Finding a good mutual fund is easier to said than done. You need to know customers needs and where he’s coming from. And, also you have to compare between multiple mutual funds to find which is most suitable for you customer.
Disclaimer: The images and fund names in this article are used solely for illustrative purposes. We do not endorse any mutual fund schemes or platforms. The fund categories and specific funds were chosen at random and in no particular order.
Before advising any fund to a investor there are some key information which needs to be known about the investor. These key informations are as follows:
- Age: Younger investors generally have a higher risk tolerance; older investors typically prefer lower-risk investments.
- Goals: Investment objectives like retirement, education funding, or wealth accumulation influence risk tolerance.
- Financial Situation: Analysis of income, savings, debt levels, and overall financial health.
- Investment Experience: More experienced investors may tolerate higher market volatility.
- Psychological Level: Personal comfort levels with potential losses and market fluctuations.
After finding the necessary information about the investor, Now we can look for a suitable fund for him. In this article, we’ll take an example of a 55 years old conservative investor.
Step 1: Visit Value Research Online
Go to the Value Research website to access comprehensive fund data and click on Funds as shown in the image below.
Step 2: Click on the Fund Monitor
Refer to the screenshot below.
Step 3: Select a category from the options below for comparison and review.
For instance, let’s choose the Large-Cap Category.
Step 4: Use the Other Filters to narrow down the search.
Find the most suitable funds with the help of available filters. Make sure that “Regular” is selected (Note: Currently, we do not offer direct funds.)
Step 5: A Dialog Box would appear as shown.
Step 6: Choose Management Style.
Choose Active and click on Apply as shown below.
Step 7: Wait for data to load.
The list will display all the funds in the selected category (e.g., Large-Cap).
Step 8: Select Risk
Similarly, The list will display all the funds with their risk profile in the selected category (e.g., Large-Cap).
Step 9: Compare the first two funds.
To choose between Fund A and Fund B, we’ll look at several key metrics: standard deviation, Sharpe ratio, Sortino ratio, beta, alpha, and R-squared. These metrics help us understand how each fund performs and the risks involved.
Fund Matrics
Fund A:
- Standard Deviation: 11.64
- Sharpe Ratio: 0.88
- Sortino Ratio: 1.63
- Beta: 0.92
- Alpha: 0.67
- R-Squared: 0.97
Fund B:
- Standard Deviation: 12.82
- Sharpe Ratio: 0.40
- Sortino Ratio: 0.82
- Beta: 0.97
- Alpha: -5.01
- R-Squared: 0.89
What These Metrics Mean
- Standard Deviation: Measures how much the fund’s returns vary. Lower is better because it means less risk.

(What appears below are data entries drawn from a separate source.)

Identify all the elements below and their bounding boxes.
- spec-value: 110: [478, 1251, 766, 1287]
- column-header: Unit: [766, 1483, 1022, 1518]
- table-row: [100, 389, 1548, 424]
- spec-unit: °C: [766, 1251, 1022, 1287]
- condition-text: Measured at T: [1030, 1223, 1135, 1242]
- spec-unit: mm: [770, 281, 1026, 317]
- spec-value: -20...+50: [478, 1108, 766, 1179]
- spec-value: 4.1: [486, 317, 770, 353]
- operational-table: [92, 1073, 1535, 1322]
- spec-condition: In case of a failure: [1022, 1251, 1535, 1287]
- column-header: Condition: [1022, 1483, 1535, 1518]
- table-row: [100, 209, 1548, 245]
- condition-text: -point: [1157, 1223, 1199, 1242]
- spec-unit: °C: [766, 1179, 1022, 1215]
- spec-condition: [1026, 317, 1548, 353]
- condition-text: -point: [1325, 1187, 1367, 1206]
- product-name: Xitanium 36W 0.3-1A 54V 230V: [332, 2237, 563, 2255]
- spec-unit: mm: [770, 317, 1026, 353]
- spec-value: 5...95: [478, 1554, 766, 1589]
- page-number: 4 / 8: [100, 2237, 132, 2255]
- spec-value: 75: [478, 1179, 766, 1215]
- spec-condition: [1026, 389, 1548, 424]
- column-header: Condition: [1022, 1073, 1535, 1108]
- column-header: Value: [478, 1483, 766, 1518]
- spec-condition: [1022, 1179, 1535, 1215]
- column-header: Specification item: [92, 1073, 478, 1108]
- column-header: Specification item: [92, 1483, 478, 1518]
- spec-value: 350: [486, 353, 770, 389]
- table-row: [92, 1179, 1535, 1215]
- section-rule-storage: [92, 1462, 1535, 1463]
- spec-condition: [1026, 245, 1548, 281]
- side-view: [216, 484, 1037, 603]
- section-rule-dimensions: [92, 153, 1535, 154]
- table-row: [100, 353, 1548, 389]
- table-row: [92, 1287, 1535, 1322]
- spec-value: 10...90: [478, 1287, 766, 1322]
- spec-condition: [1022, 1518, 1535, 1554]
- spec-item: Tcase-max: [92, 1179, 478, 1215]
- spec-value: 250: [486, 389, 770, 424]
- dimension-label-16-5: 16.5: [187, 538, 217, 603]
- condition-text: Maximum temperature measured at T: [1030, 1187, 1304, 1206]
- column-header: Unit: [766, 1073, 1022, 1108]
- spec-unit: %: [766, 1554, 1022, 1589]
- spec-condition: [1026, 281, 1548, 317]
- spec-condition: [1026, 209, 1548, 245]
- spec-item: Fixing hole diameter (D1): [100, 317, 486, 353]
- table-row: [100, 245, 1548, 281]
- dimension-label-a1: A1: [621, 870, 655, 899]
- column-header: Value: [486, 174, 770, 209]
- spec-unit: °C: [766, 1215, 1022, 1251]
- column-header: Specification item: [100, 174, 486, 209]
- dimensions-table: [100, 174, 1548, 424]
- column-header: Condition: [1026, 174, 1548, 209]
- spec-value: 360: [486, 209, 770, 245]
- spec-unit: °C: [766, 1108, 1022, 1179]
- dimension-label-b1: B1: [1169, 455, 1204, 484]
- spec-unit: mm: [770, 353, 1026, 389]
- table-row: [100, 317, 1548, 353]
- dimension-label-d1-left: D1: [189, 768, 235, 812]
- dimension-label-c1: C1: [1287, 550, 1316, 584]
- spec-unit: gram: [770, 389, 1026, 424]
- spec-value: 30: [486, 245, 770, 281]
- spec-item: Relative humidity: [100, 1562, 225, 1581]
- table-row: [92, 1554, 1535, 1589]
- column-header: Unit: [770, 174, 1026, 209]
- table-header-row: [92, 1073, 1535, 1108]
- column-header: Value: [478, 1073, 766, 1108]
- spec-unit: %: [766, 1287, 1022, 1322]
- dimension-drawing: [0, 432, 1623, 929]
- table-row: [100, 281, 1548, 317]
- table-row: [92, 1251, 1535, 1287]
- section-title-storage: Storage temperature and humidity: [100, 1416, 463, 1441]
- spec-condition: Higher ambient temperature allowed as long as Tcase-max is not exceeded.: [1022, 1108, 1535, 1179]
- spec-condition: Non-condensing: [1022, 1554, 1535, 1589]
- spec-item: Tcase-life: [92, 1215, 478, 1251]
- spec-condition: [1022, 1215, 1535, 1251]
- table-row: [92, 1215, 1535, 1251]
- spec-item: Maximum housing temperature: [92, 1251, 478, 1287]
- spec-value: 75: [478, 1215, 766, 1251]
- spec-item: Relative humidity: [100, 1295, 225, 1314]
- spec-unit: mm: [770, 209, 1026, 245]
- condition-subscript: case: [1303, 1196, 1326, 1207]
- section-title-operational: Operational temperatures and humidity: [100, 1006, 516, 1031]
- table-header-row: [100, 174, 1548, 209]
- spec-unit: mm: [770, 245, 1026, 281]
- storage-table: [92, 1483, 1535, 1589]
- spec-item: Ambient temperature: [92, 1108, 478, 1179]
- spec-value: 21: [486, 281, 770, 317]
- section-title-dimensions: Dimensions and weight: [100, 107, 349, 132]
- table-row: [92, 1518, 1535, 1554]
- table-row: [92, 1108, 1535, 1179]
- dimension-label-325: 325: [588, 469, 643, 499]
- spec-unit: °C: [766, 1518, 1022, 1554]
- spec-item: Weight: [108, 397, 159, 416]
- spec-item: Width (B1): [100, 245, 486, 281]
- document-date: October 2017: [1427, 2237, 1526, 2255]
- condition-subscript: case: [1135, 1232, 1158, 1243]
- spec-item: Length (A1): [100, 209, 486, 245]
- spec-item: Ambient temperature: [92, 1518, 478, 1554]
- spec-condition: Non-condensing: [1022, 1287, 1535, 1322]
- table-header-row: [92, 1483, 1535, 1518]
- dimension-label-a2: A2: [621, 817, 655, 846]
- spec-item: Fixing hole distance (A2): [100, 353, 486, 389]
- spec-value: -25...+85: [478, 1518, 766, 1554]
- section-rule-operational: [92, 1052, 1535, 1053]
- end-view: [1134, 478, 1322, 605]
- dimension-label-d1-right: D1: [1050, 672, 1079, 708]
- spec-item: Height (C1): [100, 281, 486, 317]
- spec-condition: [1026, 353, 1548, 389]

- Implication: Fund A is less risky than Fund B.
- Sharpe Ratio: Shows how well the fund returns compared to its risk. Higher is better.
- Implication: Fund A (0.88) gives better returns for the risk taken than Fund B (0.40).
- Sortino Ratio: Similar to Sharpe but only looks at bad risks. Higher is better.
- Implication: Fund A (1.63) is better at handling downside risk than Fund B (0.82).
- Beta: Measures how much the fund moves with the market. A beta of 1 means it moves exactly with the market.
- Implication: Fund A (0.92) is a bit less sensitive to market changes than Fund B (0.97).
- Alpha: Shows how well the fund performs compared to its benchmark. Positive alpha is better.
- Implication: Fund A (0.67) outperforms its benchmark, while Fund B (-5.01) underperforms.
- R-Squared: Measures how much of the fund’s movement can be explained by the market. Closer to 1 means it follows the benchmark well.
- Implication: Fund A (0.97) tracks its benchmark better than Fund B (0.89).
Which Fund to Choose?
- For Conservative Investors: Fund A is preferred due to its lower risk, better returns compared to risk, and positive alpha.
- For Aggressive Investors: Fund A is preferred, even with a higher risk appetite, Fund A’s better returns for the risk and positive alpha make it more appealing.
- For Balanced Investors: Fund A is preferred, it balances return and risk well, making it suitable for those who want a bit of both.
What this mean is Fund A is the better choice for all types of investors because it offers better risk-adjusted returns, lower risk, positive alpha, and good tracking with its benchmark. Fund B’s negative alpha and lower performance metrics make it less appealing.
Disclaimer: The views expressed here are of the author and do not reflect those of Dhanvantree. Mutual funds are subject to market risks, please read the scheme documents carefully before investing.